Inverser Gelenkersatz

Im Vergleich dazu zeigen sich nach Implantation einer inversen Prothese geringere Instabilitätsraten und geringere Revisionsraten [29]. In einer retrospektiven Analyse der Arbeitsgruppe von Pascal Boileau [30] an 25 Patientinnen und Patienten, die mit einer inversen Prothese versorgt wurden (davon erhielten 71 % einen knöchernen Glenoidaufbau), zeigte sich nach einem Zeitraum von 6,6 Jahren eine Komplikationsrate von 8 % (Spina-scapula-Fraktur; Infektion) ohne das Auftreten postoperativer Instabilität. Die Arbeitsgruppe von Christian Gerber [31] führte in einer retrospektiv-vergleichenden Studie einen Vergleich zwischen 11 Schultern mit inverser Prothese bei Instabilitätsarthrose und 22 Schultern mit inverser Prothese bei Defektarthropathie durch. Nach 6,2 Jahren ergaben sich keine signifikanten Unterschiede in den Funktionsscores oder den Komplikationsraten. Postoperative Dislokationen traten ebenfalls nicht auf. Bei der Implantation einer inversen Prothese bei 13 Patientinnen und Patienten mit Defektarthropathie und vorangegangener Stabilisierungsoperation fanden Raiss et al. [32] nach 3,5 Jahren eine signifikante Verbesserung des Constant Scores sowie eine Revisionsrate von 8 % (bedingt durch eine periprothetische Fraktur nach einem Sturz). Die Autoren schlussfolgerten, dass das klinisch-radiologische Ergebnis ihrer Studie vergleichbar mit den Ergebnissen nach Implantation einer inversen Prothese bei Defektarthropathie ohne Instabilität in der Vorgeschichte sei.

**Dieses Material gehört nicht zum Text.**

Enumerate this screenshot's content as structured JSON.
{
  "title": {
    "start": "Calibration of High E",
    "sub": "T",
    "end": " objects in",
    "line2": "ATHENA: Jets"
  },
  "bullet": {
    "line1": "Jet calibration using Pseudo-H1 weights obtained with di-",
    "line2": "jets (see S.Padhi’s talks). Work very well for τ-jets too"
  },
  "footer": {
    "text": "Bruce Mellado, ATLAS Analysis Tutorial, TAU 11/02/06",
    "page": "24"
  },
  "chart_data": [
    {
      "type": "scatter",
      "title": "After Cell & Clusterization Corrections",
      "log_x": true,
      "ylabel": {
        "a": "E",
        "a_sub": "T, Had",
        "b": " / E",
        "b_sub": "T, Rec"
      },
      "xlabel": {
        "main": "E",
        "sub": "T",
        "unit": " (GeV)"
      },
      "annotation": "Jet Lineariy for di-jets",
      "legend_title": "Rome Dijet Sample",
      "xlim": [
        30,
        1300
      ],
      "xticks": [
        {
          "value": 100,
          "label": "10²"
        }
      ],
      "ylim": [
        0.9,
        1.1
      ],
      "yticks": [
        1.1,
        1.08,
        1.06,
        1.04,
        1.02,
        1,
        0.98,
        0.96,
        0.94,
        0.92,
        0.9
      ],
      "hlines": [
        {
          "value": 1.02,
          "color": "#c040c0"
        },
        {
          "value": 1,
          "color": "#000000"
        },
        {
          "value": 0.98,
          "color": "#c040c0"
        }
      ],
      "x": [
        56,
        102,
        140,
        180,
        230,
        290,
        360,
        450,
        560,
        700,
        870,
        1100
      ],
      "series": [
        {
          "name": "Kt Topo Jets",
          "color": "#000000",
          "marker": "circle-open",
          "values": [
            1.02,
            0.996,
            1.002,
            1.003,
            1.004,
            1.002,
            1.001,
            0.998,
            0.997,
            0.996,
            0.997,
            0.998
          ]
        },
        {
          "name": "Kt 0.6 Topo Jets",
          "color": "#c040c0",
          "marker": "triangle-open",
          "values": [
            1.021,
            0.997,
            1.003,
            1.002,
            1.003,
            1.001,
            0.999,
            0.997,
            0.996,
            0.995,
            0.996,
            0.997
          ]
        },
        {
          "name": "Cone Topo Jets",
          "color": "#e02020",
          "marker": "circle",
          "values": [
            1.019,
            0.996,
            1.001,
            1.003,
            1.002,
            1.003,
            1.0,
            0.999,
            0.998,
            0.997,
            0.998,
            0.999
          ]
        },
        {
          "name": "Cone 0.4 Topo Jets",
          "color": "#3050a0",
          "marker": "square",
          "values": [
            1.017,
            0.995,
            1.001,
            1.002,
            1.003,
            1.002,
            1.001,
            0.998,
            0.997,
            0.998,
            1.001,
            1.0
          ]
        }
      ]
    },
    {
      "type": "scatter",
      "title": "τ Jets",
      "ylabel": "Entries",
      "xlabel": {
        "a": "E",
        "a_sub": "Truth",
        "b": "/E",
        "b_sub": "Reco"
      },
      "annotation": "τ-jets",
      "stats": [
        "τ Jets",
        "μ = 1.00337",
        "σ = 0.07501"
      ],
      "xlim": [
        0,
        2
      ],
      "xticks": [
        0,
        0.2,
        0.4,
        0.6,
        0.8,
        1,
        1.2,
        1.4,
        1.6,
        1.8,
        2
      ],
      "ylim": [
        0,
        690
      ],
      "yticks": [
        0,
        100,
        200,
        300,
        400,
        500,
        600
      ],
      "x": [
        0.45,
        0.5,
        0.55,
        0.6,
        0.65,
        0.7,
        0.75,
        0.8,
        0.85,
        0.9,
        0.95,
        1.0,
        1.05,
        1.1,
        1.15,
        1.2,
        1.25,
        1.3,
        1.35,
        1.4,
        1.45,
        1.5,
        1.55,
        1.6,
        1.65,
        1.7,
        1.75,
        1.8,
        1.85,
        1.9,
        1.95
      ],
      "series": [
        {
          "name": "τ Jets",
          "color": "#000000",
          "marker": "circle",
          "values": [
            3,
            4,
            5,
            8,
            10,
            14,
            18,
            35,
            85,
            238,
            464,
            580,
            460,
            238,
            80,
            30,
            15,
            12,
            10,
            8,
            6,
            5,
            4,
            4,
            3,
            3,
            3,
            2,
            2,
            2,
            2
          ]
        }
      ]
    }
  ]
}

Vor dem Hintergrund der im Vergleich geringeren Komplikationsraten und Revisionsraten bei guter klinischer Funktion ist auch für das Krankheitsbild der Instabilitätsarthrose mit einem Trend in Richtung der Implantation von inversen Prothesen zu rechnen, wie es sich bereits anhand von nationalen und internationalen Registerdatenbanken abzeichnet. Im Falle eines jungen Patienten mit hoher Lebenserwartung stellt die Wahl des endoprothetischen Implantates dennoch eine Einzelfallentscheidung dar. Zur Erhaltung des metaphysären Knochens auf der humeralen Seite empfiehlt es sich, im Falle einer Entscheidung für eine inverse Prothese, bei jungen Patientinnen und Patienten Kurzschaft- oder schaftfreie Implantate zu verwenden, die bisher vielversprechende kurz- bis mittelfristige Ergebnisse aufweisen [33, 34].